O tio Joaquim nasceu em Ferreira no ano 47 do século passado e hoje com 75 anos de sabedoria olha para trás e traça a linha do tempo – “meu caro amigo, o dinheiro é como as mulheres, quando a temos não a aturamos, quando não a vemos sentimos a falta dela”!

Depois de uma entrada de conversa com esta finura vi que tinha na minha frente um parceiro de fala, com gosto pela análise “política” e, vai daí, comecei a “puxar por ele”

  • Não me diga, pensa mesmo isso?
  • Então não é? e já reparou que o dinheiro tem duas caras?
  • Isso tem, pois claro
  • Pois é; duas caras, quer dizer não se pode confiar nele, tanto vem como desaparece…
  • Os economistas chamam a isso “inflação”, as coisas ficam mais caras e com o mesmo dinheiro compramos cada vez menos coisas…
  • Sim, sim; mas isso é verdade quando há dinheiro. O meu amigo sabe o que é viver sem dinheiro?
  • Estar “teso” é isso?
  • Não, pior….
  • Pior?
  • Sim, já lhe digo

O tio Joaquim puxa de cigarro, o isqueiro bic está no bolso, e com gesto sereno dispara o fogo e exala a primeira fumaça. Puxa forte e de seguida sai-lhe da boca o prazer e a história que se segue:

.Tinha eu uns vinte anos e casei com a minha Guida. Com vinte escudos no bolso metemo-nos na Pacense, ali junto ao coreto de Freamunde, e fomos ao Porto. Não sabia onde era nem se era longe.

Que coisa linda e grande, um mundo de categoria. Num lugar chamado Trindade, junto à Câmara, havia lá um cinema e vimos um filme – coisa de ricos – pois eu queria ver um filme e a minha mulher também. Ainda me lembro, era o Amor de Perdição.

As cadeiras eram vermelhas da cor dos tapetes. Tinha muitos tapetes, e os vidros, aquilo era obra, até parecia uma igreja, mas não era; lá viam-se filmes.

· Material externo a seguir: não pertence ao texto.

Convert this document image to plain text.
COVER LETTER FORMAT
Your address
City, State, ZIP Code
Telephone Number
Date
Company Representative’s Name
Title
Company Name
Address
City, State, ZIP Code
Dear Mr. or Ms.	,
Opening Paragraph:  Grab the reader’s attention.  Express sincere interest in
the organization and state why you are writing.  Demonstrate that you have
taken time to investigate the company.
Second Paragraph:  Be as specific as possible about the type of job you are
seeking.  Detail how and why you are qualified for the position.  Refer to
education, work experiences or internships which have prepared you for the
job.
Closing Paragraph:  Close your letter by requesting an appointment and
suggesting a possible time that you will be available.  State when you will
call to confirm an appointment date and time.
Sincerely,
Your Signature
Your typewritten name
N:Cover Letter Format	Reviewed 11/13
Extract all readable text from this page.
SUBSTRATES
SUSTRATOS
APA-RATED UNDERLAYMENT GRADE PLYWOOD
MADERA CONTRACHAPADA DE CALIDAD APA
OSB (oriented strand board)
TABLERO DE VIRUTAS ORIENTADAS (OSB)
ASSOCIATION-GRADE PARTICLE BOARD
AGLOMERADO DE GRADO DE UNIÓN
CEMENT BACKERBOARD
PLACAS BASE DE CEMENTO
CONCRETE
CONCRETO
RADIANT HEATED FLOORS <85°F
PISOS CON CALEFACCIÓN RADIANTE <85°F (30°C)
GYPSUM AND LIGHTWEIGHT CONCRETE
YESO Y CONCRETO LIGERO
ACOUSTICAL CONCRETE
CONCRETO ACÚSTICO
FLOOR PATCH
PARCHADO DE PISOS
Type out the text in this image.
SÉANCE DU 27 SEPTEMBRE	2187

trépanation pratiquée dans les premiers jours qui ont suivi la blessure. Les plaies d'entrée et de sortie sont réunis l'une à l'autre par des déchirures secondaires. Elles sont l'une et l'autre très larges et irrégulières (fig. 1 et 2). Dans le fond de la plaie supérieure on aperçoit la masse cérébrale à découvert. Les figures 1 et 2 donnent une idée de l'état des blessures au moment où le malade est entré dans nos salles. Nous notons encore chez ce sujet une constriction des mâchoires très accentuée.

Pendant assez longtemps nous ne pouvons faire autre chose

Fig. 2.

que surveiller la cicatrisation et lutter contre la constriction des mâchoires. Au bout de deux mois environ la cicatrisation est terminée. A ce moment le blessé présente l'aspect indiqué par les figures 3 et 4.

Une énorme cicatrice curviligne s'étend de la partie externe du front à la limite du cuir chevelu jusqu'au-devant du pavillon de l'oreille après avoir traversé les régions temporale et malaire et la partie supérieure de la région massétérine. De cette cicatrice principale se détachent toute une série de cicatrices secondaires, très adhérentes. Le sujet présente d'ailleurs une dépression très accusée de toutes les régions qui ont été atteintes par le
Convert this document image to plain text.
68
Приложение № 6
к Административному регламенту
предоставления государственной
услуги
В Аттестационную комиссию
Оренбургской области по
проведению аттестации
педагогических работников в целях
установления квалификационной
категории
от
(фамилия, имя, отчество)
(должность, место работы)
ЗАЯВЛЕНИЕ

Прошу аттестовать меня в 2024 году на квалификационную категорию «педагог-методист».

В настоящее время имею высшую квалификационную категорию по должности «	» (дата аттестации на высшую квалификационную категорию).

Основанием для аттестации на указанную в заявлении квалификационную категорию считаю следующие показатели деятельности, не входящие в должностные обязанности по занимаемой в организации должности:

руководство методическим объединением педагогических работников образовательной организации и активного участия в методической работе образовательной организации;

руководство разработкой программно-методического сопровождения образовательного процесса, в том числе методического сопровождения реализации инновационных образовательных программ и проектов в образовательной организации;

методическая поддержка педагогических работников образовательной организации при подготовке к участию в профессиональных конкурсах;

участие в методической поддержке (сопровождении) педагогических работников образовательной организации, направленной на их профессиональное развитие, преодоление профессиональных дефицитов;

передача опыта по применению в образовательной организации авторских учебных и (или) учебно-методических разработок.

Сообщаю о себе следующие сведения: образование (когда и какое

A seguir metemo-nos nuns eléctricos amarelos – a minha Guida dizia que eu estava tolo e queria tudo, mas era só amor: já que estávamos lá, eu queria ver as coisas; olhe depois de sair do primeiro metemo-nos noutro, muito maior, de dois andares, de cor vermelha.

Viam-se as ruas e as casas do alto, um espectáculo, e depois paramos ali pró lado do Marquês – também me lembro de uma igreja bem bonita lá, tem um pinuco mais alto que outro, ainda me lembro e dentro umas paredes de uma pedra que eu nem conhecia. Agora sei que são de mármore, coisa linda de se ver, sim senhor.

. E ficou no Marquês?

. Não senhor, voltei pra beira da Trindade, ainda me podia perder, mas como nos deu a fome, procurei onde comer – coisa limpa e barata. Então encontrei ali ao lado uma coisa do outro mundo – uma rua muito comprida e inclinada, cheia de lojas: tinha de tudo, olhe, parecia a casa Brito em ponto grande: vendiam ferro, pregos, cimento, tecidos, borracha, café, não faltava nada lá; e lá encontrei um restaurante jeitoso.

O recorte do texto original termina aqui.